Don't even bother with the cams here, unless you want your photos to look like they were taken with crappy cellphone cameras, because that's what you'll get.
From a usability standpoint, the Galaxy Tab 8.9 is the smoothest and tightest Android tablet we've ever tested. There are plenty of negatives here: it isn't made from any "premium" materials like aluminum (it's back is plastic, made to look like brushed metal), and it could have used a mini HDMI port (not everybody has a connected TV that supports wireless DLNA streaming), and its cameras could be less dog doo, but the Galaxy Tab 8.9 is a winner. There are also some high points: the speakers are loud enough for close-range blasting, the sharp screen is great for watching movies and looking at photos and browsing the Web works without many hiccups (gasp — even Adobe Flash!). Battery is also solid: we easily got over four days of extensive use out of it before needing a charge.
It definitely feels like the perfect size and weight for using it in one hand — even more so than the smaller PlayBook. With a screen of 8.9-inches, the Galaxy Tab 8.9 is larger than the 7-inch PlayBook, but smaller than the iPad's 9.7-inch screen. It's a middleman device that is discrete in public, which is great, because I'm not looking to stop every 10 minutes while using it in a park, on the subway or bus, just to be asked, what the device is.

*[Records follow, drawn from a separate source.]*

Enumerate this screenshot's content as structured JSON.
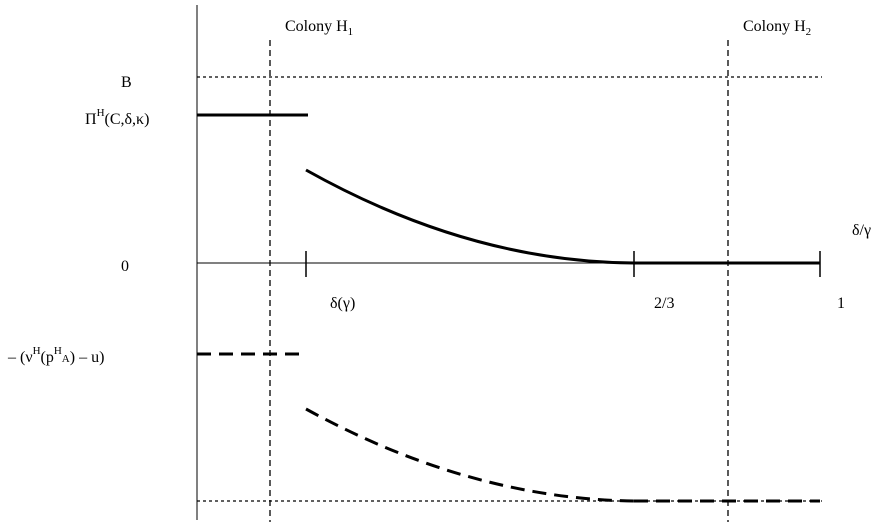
{
  "labels": {
    "colony_h1": "Colony H",
    "colony_h1_sub": "1",
    "colony_h2": "Colony H",
    "colony_h2_sub": "2",
    "b": "B",
    "pi_main": "Π",
    "pi_sup": "H",
    "pi_args": "(C,δ,κ)",
    "zero": "0",
    "axis_var": "δ/γ",
    "delta_gamma": "δ(γ)",
    "two_thirds": "2/3",
    "one": "1",
    "neg_prefix": "– (ν",
    "neg_sup1": "H",
    "neg_mid": "(p",
    "neg_sup2": "H",
    "neg_sub": "A",
    "neg_suffix": ") – u)"
  }
}
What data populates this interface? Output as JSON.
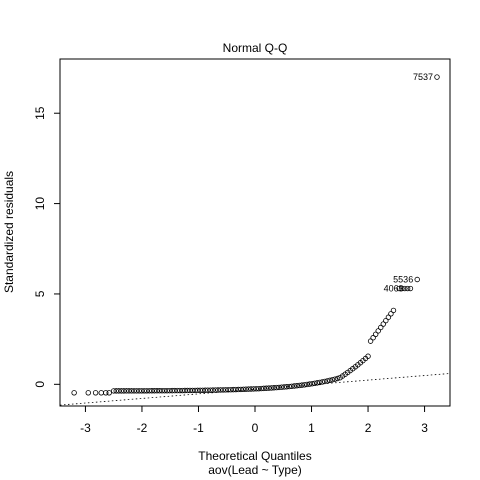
{
  "chart_data": {
    "type": "scatter",
    "title": "Normal Q-Q",
    "xlabel": "Theoretical Quantiles",
    "subtitle": "aov(Lead ~ Type)",
    "ylabel": "Standardized residuals",
    "xlim": [
      -3.45,
      3.45
    ],
    "ylim": [
      -1.2,
      18.0
    ],
    "x_ticks": [
      -3,
      -2,
      -1,
      0,
      1,
      2,
      3
    ],
    "y_ticks": [
      0,
      5,
      10,
      15
    ],
    "grid": false,
    "legend": "none",
    "reference_line": {
      "style": "dotted",
      "points": [
        [
          -3.45,
          -1.15
        ],
        [
          3.45,
          0.6
        ]
      ]
    },
    "points_pattern": {
      "range_x": [
        -3.2,
        3.2
      ],
      "note": "dense hollow circles along a convex curve"
    },
    "labeled_points": [
      {
        "label": "7537",
        "x": 3.22,
        "y": 17.0
      },
      {
        "label": "5536",
        "x": 2.87,
        "y": 5.8
      },
      {
        "label": "4069",
        "x": 2.7,
        "y": 5.3
      }
    ]
  }
}
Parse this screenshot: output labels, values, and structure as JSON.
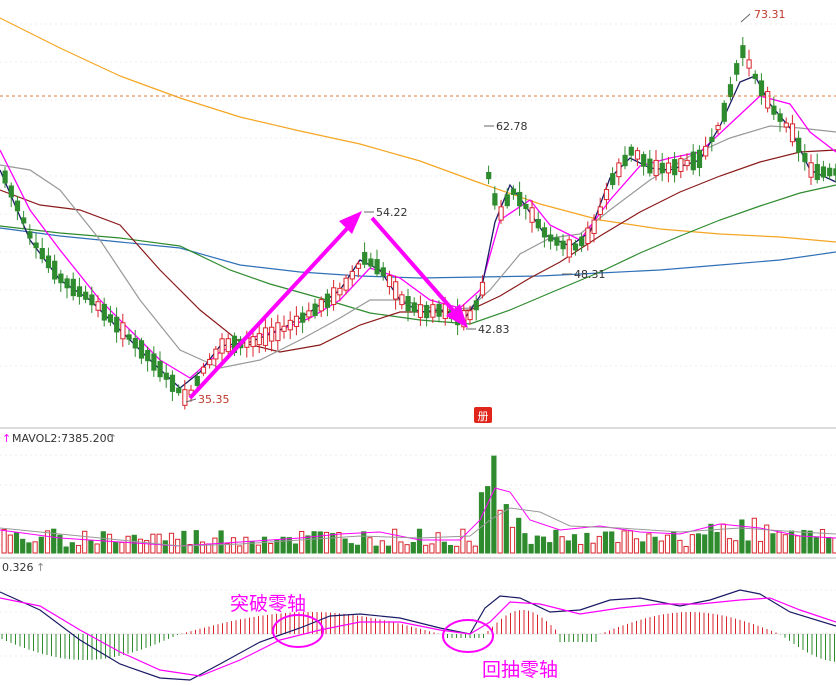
{
  "colors": {
    "up": "#d9262e",
    "down": "#2e8b2e",
    "ma5": "#1a1a66",
    "ma10": "#ff00ff",
    "ma20": "#999999",
    "ma30": "#8b1a1a",
    "ma60": "#2e8b2e",
    "ma120": "#2f70b8",
    "ma250": "#f5a623",
    "annotation": "#ff00ff",
    "dif": "#1a1a66",
    "dea": "#ff00ff"
  },
  "labels": {
    "high_73": "73.31",
    "high_62": "62.78",
    "high_54": "54.22",
    "low_48": "48.31",
    "low_42": "42.83",
    "low_35": "35.35",
    "volume_title": "MAVOL2:7385.200",
    "macd_title": "0.326",
    "marker_char": "册",
    "annotation_breakout": "突破零轴",
    "annotation_pullback": "回抽零轴"
  },
  "chart_data": {
    "type": "candlestick",
    "price_markers": [
      {
        "label": "73.31",
        "value": 73.31,
        "kind": "high"
      },
      {
        "label": "62.78",
        "value": 62.78,
        "kind": "high"
      },
      {
        "label": "54.22",
        "value": 54.22,
        "kind": "high"
      },
      {
        "label": "48.31",
        "value": 48.31,
        "kind": "low"
      },
      {
        "label": "42.83",
        "value": 42.83,
        "kind": "low"
      },
      {
        "label": "35.35",
        "value": 35.35,
        "kind": "low"
      }
    ],
    "volume_indicator": {
      "name": "MAVOL2",
      "value": 7385.2
    },
    "macd_indicator": {
      "value": 0.326
    },
    "annotations": [
      "突破零轴",
      "回抽零轴"
    ]
  }
}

If only it wasn't so damn expensive for a smaller-screen tablet. The Galaxy Tab 8.9 comes in Wi-Fi-only models at $470 for 16GB and $570 for 32GB models. No expandable memory card slots, either. If the Galaxy Tab 8.9 was $350-400, it wouldn't be at Kindle Fire impulse buy levels, but it'd feel like less of a hard option against the iPad. If you can spare the cash, it's still an excellent tablet, though — probably the best alternative to the iPad 2.
Oh, and one more thing. The Galaxy Tab 8.9 uses its own proprietary 30-pin wannabe charging and syncing cable à la Apple (though not compatible with Apple products), so if you like keeping your cables in check with only a micro or mini USB, you're SOL.